When a company declares a dividend, the price of the underlying stock often adjusts downward on the ex-dividend date. This adjustment can impact the price of call options. Specifically, the expected drop in the stock’s price might lead to a decrease in the price of its associated call options prior to the ex-dividend date.

Early Exercise

American-style call options, which can be exercised before the expiration date, are particularly sensitive to dividends. If a dividend is expected, the holder of an in-the-money call option might choose to exercise the option early to capture the dividend. This is more probable if the dividend amount surpasses the time value remaining in the option’s price.


Dividends and Put Options

Price Appreciation

As the stock price typically drops by roughly the dividend amount on the ex-dividend date, put options, which profit from a decline in stock price, might experience a corresponding appreciation in value.

Potential Increase in Demand

Anticipation of a price drop due to a forthcoming dividend might spike the demand for put options, driving up their price. Investors may seek to buy put options as a hedge against potential declines in the stock’s value post the ex-dividend date.

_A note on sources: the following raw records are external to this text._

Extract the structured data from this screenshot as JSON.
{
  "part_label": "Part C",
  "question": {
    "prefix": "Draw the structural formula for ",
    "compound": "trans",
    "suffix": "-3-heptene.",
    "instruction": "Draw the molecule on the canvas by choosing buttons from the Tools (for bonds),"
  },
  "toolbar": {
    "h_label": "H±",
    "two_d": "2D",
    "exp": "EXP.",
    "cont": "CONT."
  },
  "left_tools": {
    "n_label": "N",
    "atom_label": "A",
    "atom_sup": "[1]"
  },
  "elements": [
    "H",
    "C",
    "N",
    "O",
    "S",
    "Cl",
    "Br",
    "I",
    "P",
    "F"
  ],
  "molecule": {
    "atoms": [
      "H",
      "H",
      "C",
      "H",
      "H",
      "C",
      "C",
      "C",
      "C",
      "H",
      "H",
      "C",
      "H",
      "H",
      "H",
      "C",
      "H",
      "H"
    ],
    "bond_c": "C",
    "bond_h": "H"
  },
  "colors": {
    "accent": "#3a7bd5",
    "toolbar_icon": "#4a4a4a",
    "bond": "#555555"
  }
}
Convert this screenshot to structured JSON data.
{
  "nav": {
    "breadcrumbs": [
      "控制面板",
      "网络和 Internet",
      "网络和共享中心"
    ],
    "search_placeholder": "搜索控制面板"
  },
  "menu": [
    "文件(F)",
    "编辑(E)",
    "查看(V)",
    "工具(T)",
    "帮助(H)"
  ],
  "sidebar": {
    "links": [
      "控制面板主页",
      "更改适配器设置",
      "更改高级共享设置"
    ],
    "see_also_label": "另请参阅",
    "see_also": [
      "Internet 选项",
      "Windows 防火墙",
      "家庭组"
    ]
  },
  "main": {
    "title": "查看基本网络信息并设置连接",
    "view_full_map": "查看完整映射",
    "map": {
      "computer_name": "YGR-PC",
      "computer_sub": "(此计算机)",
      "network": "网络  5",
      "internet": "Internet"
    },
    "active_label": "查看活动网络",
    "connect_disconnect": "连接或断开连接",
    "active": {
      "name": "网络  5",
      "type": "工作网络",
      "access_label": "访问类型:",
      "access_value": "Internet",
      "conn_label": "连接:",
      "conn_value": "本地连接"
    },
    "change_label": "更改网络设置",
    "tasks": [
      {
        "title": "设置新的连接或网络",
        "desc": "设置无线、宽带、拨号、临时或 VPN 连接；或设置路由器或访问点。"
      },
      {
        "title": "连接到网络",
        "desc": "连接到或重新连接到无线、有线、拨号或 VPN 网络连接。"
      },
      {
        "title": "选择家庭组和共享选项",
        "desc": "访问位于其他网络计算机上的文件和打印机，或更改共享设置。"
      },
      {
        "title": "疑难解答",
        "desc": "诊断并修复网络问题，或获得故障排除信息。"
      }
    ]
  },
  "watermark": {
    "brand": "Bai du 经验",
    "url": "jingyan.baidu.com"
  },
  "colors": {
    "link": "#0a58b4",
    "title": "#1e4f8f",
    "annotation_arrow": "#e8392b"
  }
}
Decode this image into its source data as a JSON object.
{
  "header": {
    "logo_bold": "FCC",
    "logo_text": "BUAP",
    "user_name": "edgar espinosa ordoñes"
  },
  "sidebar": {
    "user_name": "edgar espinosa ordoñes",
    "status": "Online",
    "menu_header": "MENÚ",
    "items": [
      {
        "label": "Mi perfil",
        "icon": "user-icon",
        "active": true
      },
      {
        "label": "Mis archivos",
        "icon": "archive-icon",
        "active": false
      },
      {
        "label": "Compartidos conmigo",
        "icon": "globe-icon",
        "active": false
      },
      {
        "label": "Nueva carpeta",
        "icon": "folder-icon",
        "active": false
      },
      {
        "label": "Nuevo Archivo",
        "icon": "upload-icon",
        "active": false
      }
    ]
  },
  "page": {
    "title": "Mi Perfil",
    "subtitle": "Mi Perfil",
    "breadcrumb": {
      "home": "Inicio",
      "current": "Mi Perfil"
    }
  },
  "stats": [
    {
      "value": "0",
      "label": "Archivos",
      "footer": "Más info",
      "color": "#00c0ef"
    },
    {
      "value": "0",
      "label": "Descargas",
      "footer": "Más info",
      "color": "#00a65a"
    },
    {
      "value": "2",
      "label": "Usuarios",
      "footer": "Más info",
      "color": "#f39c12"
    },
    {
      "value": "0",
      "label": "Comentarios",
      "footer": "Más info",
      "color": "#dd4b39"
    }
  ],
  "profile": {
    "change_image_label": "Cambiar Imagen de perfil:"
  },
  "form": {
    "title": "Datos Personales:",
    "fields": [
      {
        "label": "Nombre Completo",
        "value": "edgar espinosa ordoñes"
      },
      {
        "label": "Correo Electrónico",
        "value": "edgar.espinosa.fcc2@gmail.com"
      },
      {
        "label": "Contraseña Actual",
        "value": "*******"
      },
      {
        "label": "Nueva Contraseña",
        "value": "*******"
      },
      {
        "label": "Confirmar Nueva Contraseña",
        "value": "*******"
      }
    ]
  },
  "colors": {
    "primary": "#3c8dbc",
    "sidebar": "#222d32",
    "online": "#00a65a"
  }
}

Key Considerations for Options Traders

Ex-dividend Date Awareness: Options traders should be well-acquainted with the ex-dividend dates of stocks they trade options on. This knowledge aids in predicting potential price movements.

Dividend Magnitude: Not all dividends are created equal. The size of the dividend can significantly influence option prices. A larger dividend generally has a more pronounced impact on option premiums.

Time Decay and Dividends: Options inherently possess a time value that diminishes as they approach expiration. This time decay can intertwine with dividend impacts, particularly for options close to expiration.

Implied Volatility: Post the announcement of dividends, implied volatility—a metric indicating the market’s forecast of a stock’s future movement—may change. Traders should monitor this as it directly affects option pricing.

Strategies Involving Covered Calls: Investors using a covered call strategy, wherein they hold the underlying stock and sell call options on it, should be vigilant. The call might be exercised early by its holder seeking to capture the dividend, especially if it’s an American-style option.